A DogGeek.com exclusive by Teresa Barker
We all know that calories, carbohydrates, fat and protein are not the whole picture when considering good nutrition. The quality of these sources, and their accompanying vitamin/antioxidant and amino-acid content should also be considered. As we’ve become more saavy at scanning the ingredient labels of our own processed foods, it’s important to do the same for our dog’s food and treats. Empty calories and nutrient-void ingredients should not make up a meal for canines, just like humans! Here’s an easy starting point, if reading the dog food ingredient label is a new hobby for you dog moms and dads.
Ingredients to avoid:
Make sure that the protein source in your dog’s food is pure. The ingredient should say “beef”, or “salmon”, or “chicken”. By-products are the left overs from the human food manufacturing of animals that are deemed unfit for human consumption. The actual ingredient “by-product” is the secondary, or incidental product from manufacturing process for said meat. “Meat-Meals” can contain skin and bones, as well as the stated protein source. If an ingredient is simply listed as “Meat Byproduct” or “Meat Meal” definitely do not buy it, as it doesn’t even specify what type, or types, of protein the “meat” used is.
- Corn, Wheat, and Soy
These grains fall into the top-allergens category for dogs. Additionally, unless they are organic, they also fall into the top most genetically-modified crops. These three are often the culprit for skin allergies, which is often treated by simply switching foods. Wheat gluten and processed grains (flours) should also be avoided. Other healthier whole grains that are found in some foods include barley, brown rice, quinoa, millet, buckwheat, and oats.
- Artificial colors or flavors
Although this one may seem like a “no-brainer”, until you really look at how dog food is made for the human eye (and pocket book), you may have accidentally over looked these ingredients. Many treats have “artificial bacon flavoring” to make the product look and smell like the real food, bacon. This is an unhealthy and unnecessary trick to play on dogs who can’t read. Also, if there’s a color (like Yellow) followed by a number (any) avoid it.

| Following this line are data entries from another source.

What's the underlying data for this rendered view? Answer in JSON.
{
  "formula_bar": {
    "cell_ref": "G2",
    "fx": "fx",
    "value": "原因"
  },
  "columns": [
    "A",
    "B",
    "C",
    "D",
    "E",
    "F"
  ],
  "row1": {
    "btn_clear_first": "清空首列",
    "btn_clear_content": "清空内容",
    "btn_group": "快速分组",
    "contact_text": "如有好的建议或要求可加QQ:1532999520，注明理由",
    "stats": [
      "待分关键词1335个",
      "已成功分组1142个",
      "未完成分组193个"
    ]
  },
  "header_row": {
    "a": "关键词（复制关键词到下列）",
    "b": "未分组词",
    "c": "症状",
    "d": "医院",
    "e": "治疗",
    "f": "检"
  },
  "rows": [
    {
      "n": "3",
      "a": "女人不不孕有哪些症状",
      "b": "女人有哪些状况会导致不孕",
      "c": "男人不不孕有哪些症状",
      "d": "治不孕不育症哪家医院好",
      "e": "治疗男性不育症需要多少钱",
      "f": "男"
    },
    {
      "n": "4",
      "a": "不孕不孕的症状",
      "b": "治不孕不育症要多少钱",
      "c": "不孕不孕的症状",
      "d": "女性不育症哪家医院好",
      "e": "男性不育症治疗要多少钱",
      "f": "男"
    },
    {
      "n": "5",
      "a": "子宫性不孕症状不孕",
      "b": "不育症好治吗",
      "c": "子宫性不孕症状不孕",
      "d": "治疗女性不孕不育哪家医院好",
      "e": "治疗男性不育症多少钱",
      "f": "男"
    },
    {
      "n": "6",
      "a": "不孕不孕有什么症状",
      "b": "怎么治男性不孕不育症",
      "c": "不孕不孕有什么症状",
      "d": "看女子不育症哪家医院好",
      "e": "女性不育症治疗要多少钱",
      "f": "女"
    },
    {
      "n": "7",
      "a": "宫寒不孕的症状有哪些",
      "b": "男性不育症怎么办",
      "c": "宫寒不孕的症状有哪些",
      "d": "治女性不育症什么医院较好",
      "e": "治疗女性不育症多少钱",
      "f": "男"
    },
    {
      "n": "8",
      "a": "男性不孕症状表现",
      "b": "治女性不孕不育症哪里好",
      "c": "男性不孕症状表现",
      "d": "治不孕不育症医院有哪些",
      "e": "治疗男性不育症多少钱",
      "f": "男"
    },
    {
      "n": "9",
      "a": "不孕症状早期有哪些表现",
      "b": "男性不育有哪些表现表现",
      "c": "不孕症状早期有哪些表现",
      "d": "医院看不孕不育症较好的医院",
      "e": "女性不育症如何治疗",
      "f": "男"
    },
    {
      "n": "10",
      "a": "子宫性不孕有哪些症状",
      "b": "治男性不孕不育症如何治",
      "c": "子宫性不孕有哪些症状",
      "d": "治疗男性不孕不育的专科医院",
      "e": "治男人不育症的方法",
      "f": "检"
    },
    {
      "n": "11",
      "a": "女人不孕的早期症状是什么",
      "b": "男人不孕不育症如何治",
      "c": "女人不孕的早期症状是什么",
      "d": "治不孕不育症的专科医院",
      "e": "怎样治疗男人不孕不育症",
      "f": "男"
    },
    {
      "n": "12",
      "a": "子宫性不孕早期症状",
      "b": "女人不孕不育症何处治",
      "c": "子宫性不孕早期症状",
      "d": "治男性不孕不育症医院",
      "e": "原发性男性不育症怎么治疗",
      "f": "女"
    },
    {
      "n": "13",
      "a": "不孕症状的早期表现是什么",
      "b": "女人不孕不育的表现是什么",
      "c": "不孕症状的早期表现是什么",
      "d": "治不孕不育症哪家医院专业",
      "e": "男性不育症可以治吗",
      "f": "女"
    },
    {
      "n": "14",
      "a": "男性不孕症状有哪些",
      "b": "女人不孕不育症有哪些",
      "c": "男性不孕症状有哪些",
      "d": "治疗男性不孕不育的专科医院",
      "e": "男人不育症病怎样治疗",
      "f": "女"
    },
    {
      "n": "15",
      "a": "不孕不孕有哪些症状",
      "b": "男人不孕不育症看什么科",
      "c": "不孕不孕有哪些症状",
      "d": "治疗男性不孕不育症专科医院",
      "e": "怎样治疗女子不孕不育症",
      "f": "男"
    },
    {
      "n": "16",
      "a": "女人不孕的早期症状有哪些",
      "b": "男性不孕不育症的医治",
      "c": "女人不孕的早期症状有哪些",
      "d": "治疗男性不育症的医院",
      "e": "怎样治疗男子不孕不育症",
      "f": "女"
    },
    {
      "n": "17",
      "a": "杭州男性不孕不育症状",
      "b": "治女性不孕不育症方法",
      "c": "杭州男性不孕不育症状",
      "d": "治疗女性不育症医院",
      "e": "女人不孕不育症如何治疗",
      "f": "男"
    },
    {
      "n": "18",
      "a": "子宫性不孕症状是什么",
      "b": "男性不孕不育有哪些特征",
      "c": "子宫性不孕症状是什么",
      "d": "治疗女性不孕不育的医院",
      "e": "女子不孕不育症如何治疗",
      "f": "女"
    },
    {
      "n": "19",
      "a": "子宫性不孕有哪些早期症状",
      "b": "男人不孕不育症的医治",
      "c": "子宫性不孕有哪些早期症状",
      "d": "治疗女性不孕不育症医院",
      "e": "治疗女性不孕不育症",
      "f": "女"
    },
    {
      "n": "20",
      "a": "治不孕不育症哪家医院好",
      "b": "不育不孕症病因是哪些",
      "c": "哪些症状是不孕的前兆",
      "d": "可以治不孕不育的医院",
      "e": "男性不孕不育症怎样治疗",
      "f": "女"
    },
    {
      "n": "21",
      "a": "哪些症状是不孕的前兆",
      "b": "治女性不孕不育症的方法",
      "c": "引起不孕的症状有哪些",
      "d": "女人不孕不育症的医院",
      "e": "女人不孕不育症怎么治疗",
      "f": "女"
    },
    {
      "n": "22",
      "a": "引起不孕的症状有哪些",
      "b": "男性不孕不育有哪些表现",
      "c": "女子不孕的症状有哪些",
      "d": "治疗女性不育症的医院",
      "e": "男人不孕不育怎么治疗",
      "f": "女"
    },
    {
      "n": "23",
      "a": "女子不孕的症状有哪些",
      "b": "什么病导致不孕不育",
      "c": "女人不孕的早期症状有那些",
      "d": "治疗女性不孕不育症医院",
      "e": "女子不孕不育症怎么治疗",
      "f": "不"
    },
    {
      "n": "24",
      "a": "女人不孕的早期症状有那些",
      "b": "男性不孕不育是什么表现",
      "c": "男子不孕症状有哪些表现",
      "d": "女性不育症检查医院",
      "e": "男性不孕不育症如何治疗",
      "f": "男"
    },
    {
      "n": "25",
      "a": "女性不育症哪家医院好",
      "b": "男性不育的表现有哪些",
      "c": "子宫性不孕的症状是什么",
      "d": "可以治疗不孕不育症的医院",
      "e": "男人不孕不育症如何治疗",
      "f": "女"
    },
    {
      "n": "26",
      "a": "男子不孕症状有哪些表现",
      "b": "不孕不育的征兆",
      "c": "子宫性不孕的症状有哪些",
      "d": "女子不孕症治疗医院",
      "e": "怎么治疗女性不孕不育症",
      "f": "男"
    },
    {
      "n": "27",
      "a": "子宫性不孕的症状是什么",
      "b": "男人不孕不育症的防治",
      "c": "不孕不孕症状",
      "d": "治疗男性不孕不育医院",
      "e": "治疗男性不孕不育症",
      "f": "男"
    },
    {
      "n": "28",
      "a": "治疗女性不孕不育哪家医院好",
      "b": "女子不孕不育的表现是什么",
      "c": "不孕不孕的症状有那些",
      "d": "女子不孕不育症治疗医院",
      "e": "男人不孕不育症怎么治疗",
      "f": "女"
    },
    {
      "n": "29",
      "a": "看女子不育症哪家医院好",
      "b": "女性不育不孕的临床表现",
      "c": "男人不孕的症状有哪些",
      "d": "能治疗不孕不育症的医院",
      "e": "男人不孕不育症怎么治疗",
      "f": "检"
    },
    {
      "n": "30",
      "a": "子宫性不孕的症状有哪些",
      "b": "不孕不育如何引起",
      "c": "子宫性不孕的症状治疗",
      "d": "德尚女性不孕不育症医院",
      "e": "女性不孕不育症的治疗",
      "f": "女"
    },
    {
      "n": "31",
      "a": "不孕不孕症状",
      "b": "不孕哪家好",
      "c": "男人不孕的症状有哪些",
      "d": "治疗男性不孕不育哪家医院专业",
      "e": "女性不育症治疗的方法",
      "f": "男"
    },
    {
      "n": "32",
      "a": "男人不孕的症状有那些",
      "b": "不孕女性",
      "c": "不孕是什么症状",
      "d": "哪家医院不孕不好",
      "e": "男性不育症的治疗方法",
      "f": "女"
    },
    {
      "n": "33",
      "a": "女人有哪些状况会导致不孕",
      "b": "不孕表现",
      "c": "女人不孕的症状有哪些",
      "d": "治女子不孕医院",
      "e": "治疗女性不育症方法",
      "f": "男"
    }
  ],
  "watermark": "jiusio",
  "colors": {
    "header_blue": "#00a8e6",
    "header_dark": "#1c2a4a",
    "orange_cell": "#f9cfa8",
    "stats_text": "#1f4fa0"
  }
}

- Additives and Preservatives
Sugar, salt, fructose, sucrose, and other sweeteners are often added to treats to make them seem more appealing to dogs. Just like in human food, these have no nutritional value and can eventually lead to obesity and canine diabetes or hypertension.
Shopping for dog food can be frustrating and time consuming when you’re searching for high-quality ingredients. Don’t waste of your time looking at the pictures or marketing statements on the bags, simply turn it around, find the ingredient list and make sure that none of the above are on the list. Manufacturers are required, by law, to give accurate information about what is in the food. So, with this list handy, you can easily find the healthiest, most nutritious food for your canine loved-one!